There is no safe way to dispose of the werewolf, a resilient and very harmful monster. Unlike vampires, they are not generally thought to be harmed by religious artifacts such as crucifixes and holy water.
In some cases, the werewolf is portrayed as being invincible and nearly indestructible, with decapitation of its head and removal of its heart as the only surefire way to kill one.
In the old Hollywood version of the myth, a werewolf can be killed with a silver bullet, and is allergic to the herb wolf's bane. More modern films have werewolves being killed by various silver objects.
To tell the truth, since there is little opportunity when a werewolf is really vulnerable in its animal form, werewolf hunters have learned over the centuries to wait until the creature has shifted back to its human shape. If you have no choice but to face a real angry werewolf, try the following recipes.

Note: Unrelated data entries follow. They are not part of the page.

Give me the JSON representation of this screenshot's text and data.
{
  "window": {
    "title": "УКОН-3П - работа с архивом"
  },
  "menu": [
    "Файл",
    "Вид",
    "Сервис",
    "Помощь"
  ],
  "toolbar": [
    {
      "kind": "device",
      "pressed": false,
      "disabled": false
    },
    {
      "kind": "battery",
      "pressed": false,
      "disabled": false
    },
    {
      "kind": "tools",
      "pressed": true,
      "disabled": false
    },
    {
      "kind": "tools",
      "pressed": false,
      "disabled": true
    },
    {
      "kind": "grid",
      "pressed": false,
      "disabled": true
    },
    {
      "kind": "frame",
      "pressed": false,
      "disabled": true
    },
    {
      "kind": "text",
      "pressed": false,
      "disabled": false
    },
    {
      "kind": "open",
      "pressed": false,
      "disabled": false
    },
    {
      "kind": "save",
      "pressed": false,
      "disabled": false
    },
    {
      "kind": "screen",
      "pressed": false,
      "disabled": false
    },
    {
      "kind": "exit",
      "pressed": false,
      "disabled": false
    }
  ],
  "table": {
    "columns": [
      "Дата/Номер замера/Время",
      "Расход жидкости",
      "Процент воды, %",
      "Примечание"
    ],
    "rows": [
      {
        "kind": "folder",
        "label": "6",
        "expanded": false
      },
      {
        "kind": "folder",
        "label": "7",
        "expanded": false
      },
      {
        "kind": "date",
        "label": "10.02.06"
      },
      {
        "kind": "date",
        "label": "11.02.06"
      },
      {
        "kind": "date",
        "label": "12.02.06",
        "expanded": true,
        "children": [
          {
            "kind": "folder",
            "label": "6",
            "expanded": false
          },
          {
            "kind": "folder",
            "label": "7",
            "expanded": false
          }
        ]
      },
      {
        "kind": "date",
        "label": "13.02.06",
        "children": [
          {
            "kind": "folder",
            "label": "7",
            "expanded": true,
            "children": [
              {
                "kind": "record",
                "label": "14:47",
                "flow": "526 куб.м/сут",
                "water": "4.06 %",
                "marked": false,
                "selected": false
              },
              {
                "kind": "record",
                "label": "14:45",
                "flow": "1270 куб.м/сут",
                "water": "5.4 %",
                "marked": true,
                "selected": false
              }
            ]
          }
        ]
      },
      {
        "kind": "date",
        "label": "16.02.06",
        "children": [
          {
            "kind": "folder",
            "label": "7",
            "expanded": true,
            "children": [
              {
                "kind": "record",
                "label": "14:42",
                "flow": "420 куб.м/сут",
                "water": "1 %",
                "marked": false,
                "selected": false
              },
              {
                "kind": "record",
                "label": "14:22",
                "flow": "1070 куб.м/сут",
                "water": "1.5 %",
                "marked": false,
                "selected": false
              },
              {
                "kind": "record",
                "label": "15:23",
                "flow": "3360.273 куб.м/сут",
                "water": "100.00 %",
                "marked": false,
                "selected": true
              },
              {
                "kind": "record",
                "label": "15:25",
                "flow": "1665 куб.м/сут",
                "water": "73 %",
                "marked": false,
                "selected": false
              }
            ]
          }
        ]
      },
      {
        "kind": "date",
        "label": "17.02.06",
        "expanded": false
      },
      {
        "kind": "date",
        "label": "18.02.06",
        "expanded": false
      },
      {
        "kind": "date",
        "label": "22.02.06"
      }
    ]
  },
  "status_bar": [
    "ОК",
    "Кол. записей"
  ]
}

A werewolf might be killed by any wound that destroys the heart or the brain, decapitation of its head and removal of its heart, or any form of death that causes brain or heart damage (such as hanging or other oxygen-deprivation methods).
It is said that shooting using silver bullets is very effective in killing werewolves. Silver is a metal has long been considered to have mystical properties. The Greeks, Romans, Sumerians, Babylonians, Egyptians, Aztecs, Norse, Native American and just about every other ancient society used silver to build artifacts, coins, talismans, and jewelry ascribed with different powers and significance.
Even if its efficacy has often been traced to pagan belief in the power of certain metals to ward off evil spirits (among Irish folk, iron is used to ward off evil fairies), the role of silver in werewolf mythology seems to appear after the rise of the catholic church.
The claim that the Beast of Gévaudan, an 18th century wolf or wolf-like creature, was shot by a silver bullet appears to have been introduced by novelists retelling the story from 1935 onwards and not in earlier versions.
In modern literature and movies, its influence ranges from zero to being the only thing that can injure or kill a were.
Alchemists often thought of mercury as the first matter from which all metals were formed. Mercury bullets have recently appeared in the rasenal of modern were hunters.
In many countries, rye and mistletoe were considered effective safeguards against werewolf attacks.
Mountain ash is also considered effective, with one Belgian superstition stating that no house was safe unless under the shade of a mountain ash. In some legends, werewolves have an aversion to wolfsbane.